Pemprov Jateng Dapat Jatah 301 CPNS dan 11.347 PPPK

Juni 2, 2021

SEMARANG, RAKYATJATENG – Pemerintah Provinsi Jawa Tengah mendapat jatah 11.648 formasi dalam rekrutmen calon aparatur sipil negara (CASN) tahun 2021. Formasi paling banyak diperuntukan bagi pegawai pemerintah dengan perjanjian kerja (PPPK), yakni sebanyak 11.347 lowongan. Kemudian, untuk calon pegawai negeri sipil (CPNS) hanya 301 lowongan.

Kepala Badan Kepegawaian Daerah (BKD) Jawa Tengah Wisnu Zaroh menuturkan, dari total lowongan untuk guru mencapai 10.819. Kemudian tenaga kesehatan PPPK 525 lowongan dan PPPK tenaga teknis tiga lowongan.

“Tahun ini perbandingan cukup jauh sekali, untuk tenaga PPPK itu hampir 96 persen. Kalau untuk CPNS tahun ini tersedia 291 untuk tenaga teknis. Sementara untuk tenaga kesehatan 10 (lowongan),” ujar Wisnu saat ditemui di Kantor BKD Jateng, Rabu (2/6/2021).

Dikatakan Wisnu, perekrutan PPPK yang lebih banyak ini sesuai dengan kebijakan Kementrian Pendayagunaan Aparatur Negara Reformasi Birokrasi (Kemenpan-RB).
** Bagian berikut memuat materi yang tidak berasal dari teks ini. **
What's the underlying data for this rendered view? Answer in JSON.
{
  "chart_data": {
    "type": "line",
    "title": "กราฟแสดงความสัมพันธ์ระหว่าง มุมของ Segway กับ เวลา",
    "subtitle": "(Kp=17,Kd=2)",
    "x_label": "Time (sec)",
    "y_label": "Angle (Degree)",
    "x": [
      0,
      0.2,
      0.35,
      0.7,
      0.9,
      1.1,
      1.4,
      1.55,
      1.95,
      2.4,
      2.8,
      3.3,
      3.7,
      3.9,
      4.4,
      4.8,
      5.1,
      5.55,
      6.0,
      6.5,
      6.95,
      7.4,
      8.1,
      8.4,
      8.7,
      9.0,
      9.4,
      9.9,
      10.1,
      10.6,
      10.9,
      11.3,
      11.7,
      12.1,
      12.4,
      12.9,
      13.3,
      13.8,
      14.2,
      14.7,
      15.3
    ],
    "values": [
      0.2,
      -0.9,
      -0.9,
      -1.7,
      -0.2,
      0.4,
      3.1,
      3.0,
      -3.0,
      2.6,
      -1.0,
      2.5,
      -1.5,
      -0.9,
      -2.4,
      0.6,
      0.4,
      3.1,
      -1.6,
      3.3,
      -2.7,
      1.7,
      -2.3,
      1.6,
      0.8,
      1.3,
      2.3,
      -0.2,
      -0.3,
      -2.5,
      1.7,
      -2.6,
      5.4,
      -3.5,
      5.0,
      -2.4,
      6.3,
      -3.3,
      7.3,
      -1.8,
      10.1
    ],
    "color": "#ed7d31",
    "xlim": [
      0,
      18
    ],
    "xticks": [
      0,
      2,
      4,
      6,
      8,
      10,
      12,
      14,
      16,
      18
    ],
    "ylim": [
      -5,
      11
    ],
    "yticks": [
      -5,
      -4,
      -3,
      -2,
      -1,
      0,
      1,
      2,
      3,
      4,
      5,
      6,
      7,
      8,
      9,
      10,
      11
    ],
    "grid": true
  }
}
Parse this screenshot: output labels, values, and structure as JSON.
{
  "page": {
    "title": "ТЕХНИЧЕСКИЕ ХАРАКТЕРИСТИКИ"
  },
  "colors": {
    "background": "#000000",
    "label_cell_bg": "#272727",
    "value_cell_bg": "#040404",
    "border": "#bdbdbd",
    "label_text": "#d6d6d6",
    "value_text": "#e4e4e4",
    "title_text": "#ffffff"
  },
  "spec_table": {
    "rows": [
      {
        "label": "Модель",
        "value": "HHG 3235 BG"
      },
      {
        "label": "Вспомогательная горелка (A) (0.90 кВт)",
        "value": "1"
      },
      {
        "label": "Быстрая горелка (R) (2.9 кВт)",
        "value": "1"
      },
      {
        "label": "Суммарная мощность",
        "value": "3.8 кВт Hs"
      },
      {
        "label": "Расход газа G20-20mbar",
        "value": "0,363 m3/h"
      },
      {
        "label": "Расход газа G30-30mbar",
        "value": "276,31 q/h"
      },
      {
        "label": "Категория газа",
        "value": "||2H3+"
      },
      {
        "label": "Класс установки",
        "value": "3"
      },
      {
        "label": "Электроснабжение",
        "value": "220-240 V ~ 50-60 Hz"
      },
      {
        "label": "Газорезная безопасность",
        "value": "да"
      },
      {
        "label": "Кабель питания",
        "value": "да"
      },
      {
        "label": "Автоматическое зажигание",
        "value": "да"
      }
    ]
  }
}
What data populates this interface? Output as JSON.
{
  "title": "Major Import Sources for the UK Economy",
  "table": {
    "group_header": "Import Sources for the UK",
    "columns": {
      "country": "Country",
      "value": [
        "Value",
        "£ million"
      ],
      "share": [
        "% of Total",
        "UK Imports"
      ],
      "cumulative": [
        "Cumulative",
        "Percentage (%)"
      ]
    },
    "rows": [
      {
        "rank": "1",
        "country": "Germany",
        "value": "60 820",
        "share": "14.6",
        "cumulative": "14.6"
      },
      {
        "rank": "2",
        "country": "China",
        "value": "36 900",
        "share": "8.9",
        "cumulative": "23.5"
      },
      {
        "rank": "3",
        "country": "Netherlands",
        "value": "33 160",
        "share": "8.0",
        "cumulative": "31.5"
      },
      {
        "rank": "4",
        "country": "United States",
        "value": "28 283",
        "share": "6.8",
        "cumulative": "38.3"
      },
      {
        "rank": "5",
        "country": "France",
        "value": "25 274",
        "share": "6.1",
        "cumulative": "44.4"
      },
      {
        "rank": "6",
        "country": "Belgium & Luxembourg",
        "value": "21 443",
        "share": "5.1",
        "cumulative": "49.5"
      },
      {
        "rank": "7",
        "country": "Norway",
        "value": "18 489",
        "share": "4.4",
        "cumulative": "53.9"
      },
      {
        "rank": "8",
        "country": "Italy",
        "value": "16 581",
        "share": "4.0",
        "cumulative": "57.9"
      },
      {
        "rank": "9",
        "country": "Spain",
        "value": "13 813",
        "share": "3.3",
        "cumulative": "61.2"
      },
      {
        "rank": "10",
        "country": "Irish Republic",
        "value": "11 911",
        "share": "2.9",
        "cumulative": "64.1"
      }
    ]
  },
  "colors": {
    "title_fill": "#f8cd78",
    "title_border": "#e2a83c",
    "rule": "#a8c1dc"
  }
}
Harapannya, ke depan rasio perbandingannya adalah 70 persen untuk PPPK dan 30 persen untuk PNS.

Sistem penerimaan CASN 2021 masih dilakukan dengan ujian, baik untuk peserta seleksi CPNS ataupun PPPK. Namun, untuk lowongan PPPK tidak ada pelaksanaan seleksi kompetensi dasar (SKD). Melainkan langsung menggunakan seleksi kompetensi bidang (SKB). Peserta seleksi PPPK adalah para profesional yang telah mempunyai kemampuan kerja sebelumnya.

“Pemerintah daerah akan merekrut tenaga profesional. Untuk bisa memasuki PPPK ini, mereka sudah berpengalama di bidangnya, bukan yang baru atau fresh graduate. Persyaratannya minimal tiga tahun sudah bekerja di bidangnya dan dibuktikan dengan pernyataan dari pimpinan bersangkutan,” terang Wisnu.

Kriteria umur untuk peserta seleksi PPPK lebih fleksibel, hingga mendekati masa pensiun. Bahkan, untuk posisi PPPK tenaga guru, batasnya sampai kurang dari 59 tahun. Perbedaan lain PPPK dengan PNS adalah tidak adanya pengembangan karier, pola karier, tidak ada mutasi, tidak ada promosi, dan sistem pensiun yang berbeda.